Other meat producers are upset by the company's request, saying it has broken ranks in an industry besieged by bad news. Dan Murphy, vice president for public affairs at the American Meat Industry, said American beef was so safe that widescale testing was unnecessary.

"Everybody is hurting from the export ban," Mr. Murphy said, "but their solution is not the right one." Any testing, he added, should take place under government oversight.

Creekstone's president, John Stewart, said in an interview that the company used to sell a quarter of its premium black Angus beef to Asian markets. Those markets are now closed, and the company is losing $80,000 a day. The Japanese government, he said, indicated it would probably buy meat that was tested with the same equipment.

"We have been looking at the idea of testing all our animals for some time," Mr. Stewart said. "This moved to the forefront with the most recent episode in Washington State. The problem we're having now is that the U.S.D.A. is not wanting to do this. They don't want to test. They don't want to recognize B.S.E. is a problem. They are not going to allow anyone to test until they decide how or when. We believe that may be never."

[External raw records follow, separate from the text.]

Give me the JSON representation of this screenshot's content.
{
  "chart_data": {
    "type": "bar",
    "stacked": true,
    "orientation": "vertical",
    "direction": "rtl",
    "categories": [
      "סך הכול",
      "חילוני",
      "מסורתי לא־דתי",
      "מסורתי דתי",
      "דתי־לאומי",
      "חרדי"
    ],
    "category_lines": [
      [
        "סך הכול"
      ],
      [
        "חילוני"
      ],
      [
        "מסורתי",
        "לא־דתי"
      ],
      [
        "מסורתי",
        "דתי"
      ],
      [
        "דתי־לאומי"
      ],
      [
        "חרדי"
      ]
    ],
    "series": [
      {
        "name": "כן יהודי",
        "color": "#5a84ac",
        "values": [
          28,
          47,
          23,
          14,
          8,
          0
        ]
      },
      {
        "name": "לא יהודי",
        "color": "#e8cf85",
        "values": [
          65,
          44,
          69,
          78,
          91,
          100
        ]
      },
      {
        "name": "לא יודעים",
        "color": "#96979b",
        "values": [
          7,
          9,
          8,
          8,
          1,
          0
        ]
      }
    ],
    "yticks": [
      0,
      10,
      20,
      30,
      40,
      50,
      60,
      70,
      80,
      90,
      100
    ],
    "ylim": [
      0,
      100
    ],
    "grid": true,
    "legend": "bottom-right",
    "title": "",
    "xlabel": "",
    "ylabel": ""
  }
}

Mr. Stewart declined to identify the companies whose tests he was hoping to use.

But Bio-Rad, Inc. of Hercules, Calif., confirmed that it had talked with Creekstone about the mad cow testing equipment and rapid test kits it sends to Japan.

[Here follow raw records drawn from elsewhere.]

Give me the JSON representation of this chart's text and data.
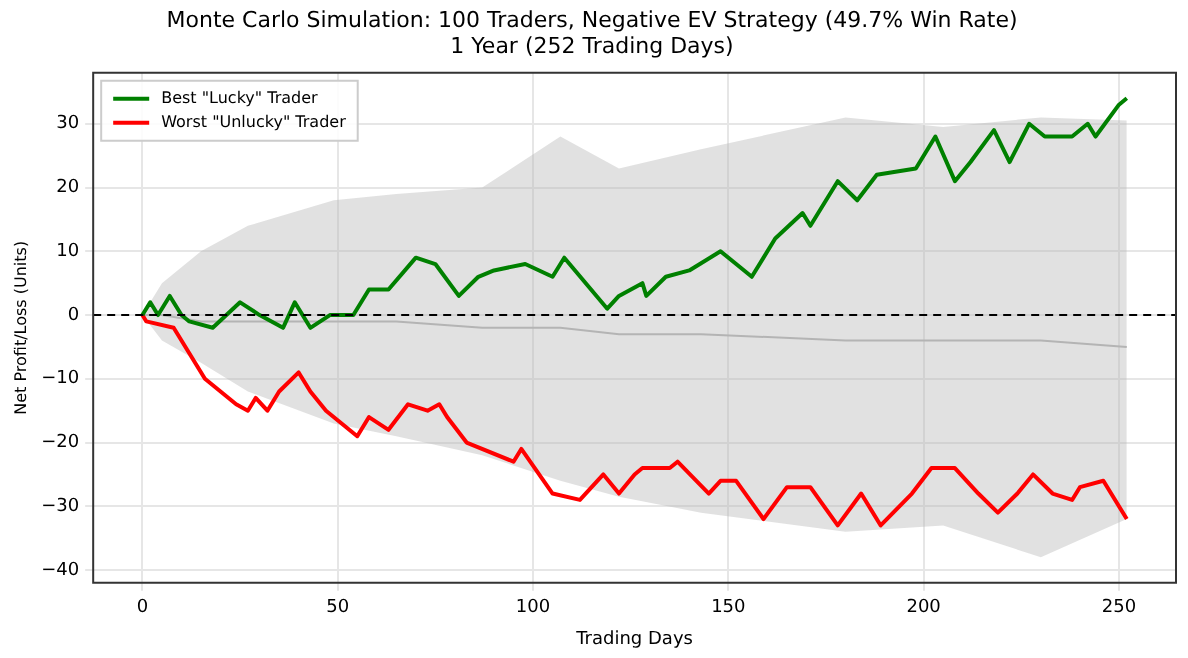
{
  "chart_data": {
    "type": "line",
    "title": "Monte Carlo Simulation: 100 Traders, Negative EV Strategy (49.7% Win Rate)\n1 Year (252 Trading Days)",
    "xlabel": "Trading Days",
    "ylabel": "Net Profit/Loss (Units)",
    "xlim": [
      -12.6,
      264.6
    ],
    "xticks": [
      0,
      50,
      100,
      150,
      200,
      250
    ],
    "ylim": [
      -42,
      38
    ],
    "yticks": [
      -40,
      -30,
      -20,
      -10,
      0,
      10,
      20,
      30
    ],
    "grid": true,
    "legend": "top left",
    "marker": "none",
    "ref_lines": [
      {
        "axis": "y",
        "value": 0,
        "color": "#000000",
        "line_style": "dashed"
      }
    ],
    "series": [
      {
        "color": "#b4b4b4",
        "x": [
          0,
          5,
          15,
          27,
          49,
          65,
          87,
          107,
          122,
          143,
          180,
          205,
          230,
          252
        ],
        "upper": [
          0,
          5,
          10,
          14,
          18,
          19,
          20,
          28,
          23,
          26,
          31,
          29.5,
          31,
          30.5
        ],
        "lower": [
          0,
          -4,
          -7.5,
          -12,
          -17,
          -19,
          -22,
          -26,
          -28.5,
          -31,
          -34,
          -33,
          -38,
          -32
        ],
        "values": [
          0,
          0,
          -1,
          -1,
          -1,
          -1,
          -2,
          -2,
          -3,
          -3,
          -4,
          -4,
          -4,
          -5
        ]
      },
      {
        "name": "Best \"Lucky\" Trader",
        "color": "#008000",
        "x": [
          0,
          2,
          4,
          7,
          10,
          12,
          18,
          25,
          30,
          36,
          39,
          43,
          48,
          54,
          58,
          63,
          70,
          75,
          81,
          86,
          90,
          98,
          105,
          108,
          119,
          122,
          128,
          129,
          134,
          140,
          148,
          152,
          156,
          162,
          169,
          171,
          178,
          183,
          188,
          198,
          203,
          208,
          212,
          218,
          222,
          227,
          231,
          238,
          242,
          244,
          250,
          252
        ],
        "values": [
          0,
          2,
          0,
          3,
          0,
          -1,
          -2,
          2,
          0,
          -2,
          2,
          -2,
          0,
          0,
          4,
          4,
          9,
          8,
          3,
          6,
          7,
          8,
          6,
          9,
          1,
          3,
          5,
          3,
          6,
          7,
          10,
          8,
          6,
          12,
          16,
          14,
          21,
          18,
          22,
          23,
          28,
          21,
          24,
          29,
          24,
          30,
          28,
          28,
          30,
          28,
          33,
          34
        ]
      },
      {
        "name": "Worst \"Unlucky\" Trader",
        "color": "#ff0000",
        "x": [
          0,
          1,
          8,
          16,
          20,
          24,
          27,
          29,
          32,
          35,
          40,
          43,
          47,
          51,
          55,
          58,
          63,
          68,
          73,
          76,
          78,
          83,
          95,
          97,
          105,
          112,
          118,
          122,
          126,
          128,
          135,
          137,
          145,
          148,
          152,
          159,
          165,
          171,
          178,
          184,
          189,
          197,
          202,
          208,
          214,
          219,
          224,
          228,
          233,
          238,
          240,
          246,
          252
        ],
        "values": [
          0,
          -1,
          -2,
          -10,
          -12,
          -14,
          -15,
          -13,
          -15,
          -12,
          -9,
          -12,
          -15,
          -17,
          -19,
          -16,
          -18,
          -14,
          -15,
          -14,
          -16,
          -20,
          -23,
          -21,
          -28,
          -29,
          -25,
          -28,
          -25,
          -24,
          -24,
          -23,
          -28,
          -26,
          -26,
          -32,
          -27,
          -27,
          -33,
          -28,
          -33,
          -28,
          -24,
          -24,
          -28,
          -31,
          -28,
          -25,
          -28,
          -29,
          -27,
          -26,
          -32
        ]
      }
    ]
  }
}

"We are talking to them to offer our expertise," a Bio-Rad spokeswoman, Susan Berg, said of Creekstone Farms. "But we can't do anything legally. We have no intention of breaking the law." She said that Bio-Rad submitted data for licensing approval earlier this year but has not heard back from the Agriculture Department's Animal and Plant Health Inspection Service.

According to a statement from J. B. Penn, the under secretary for farm and foreign agricultural services, the Agriculture Department will respond to Creekstone when it has completed its evaluation.

A press spokesman, Jim Rogers, said that the reply will "take some time" and that anyone interested should "check back in future."

Details of the standoff were reported yesterday on a Web site, meatingplace.com, run by Meat Marketing Technology, a Chicago magazine that writes about the United States and Canadian meat processing industries. Lisa Ferguson, a senior staff veterinarian at the Animal and Plant Health Inspection Service told the magazine's editor, Daniel Yovich, that Creekstone would be violating a 1913 law that states that only the inspection service can license the use of animal diagnostic test kits.

But yesterday, Mr. Rogers said that the agency did not mean to imply that Creekstone Farms would face criminal penalties if it adopted mad cow testing. On the other hand, any company that sold such testing equipment to a meat processor could be breaking the law, he said.

Frustrated by the Agriculture Department's apparent foot dragging, Creekstone Farms went to its congressman, Todd Tiahrt, a Republican, for help. Chuck Napp, an aide, said, "We have contacted U.S.D.A. about this situation and are still waiting for a response."

"We believe farms ought to be able to do screening that meets the protocols of Asian governments," Mr. Napp said.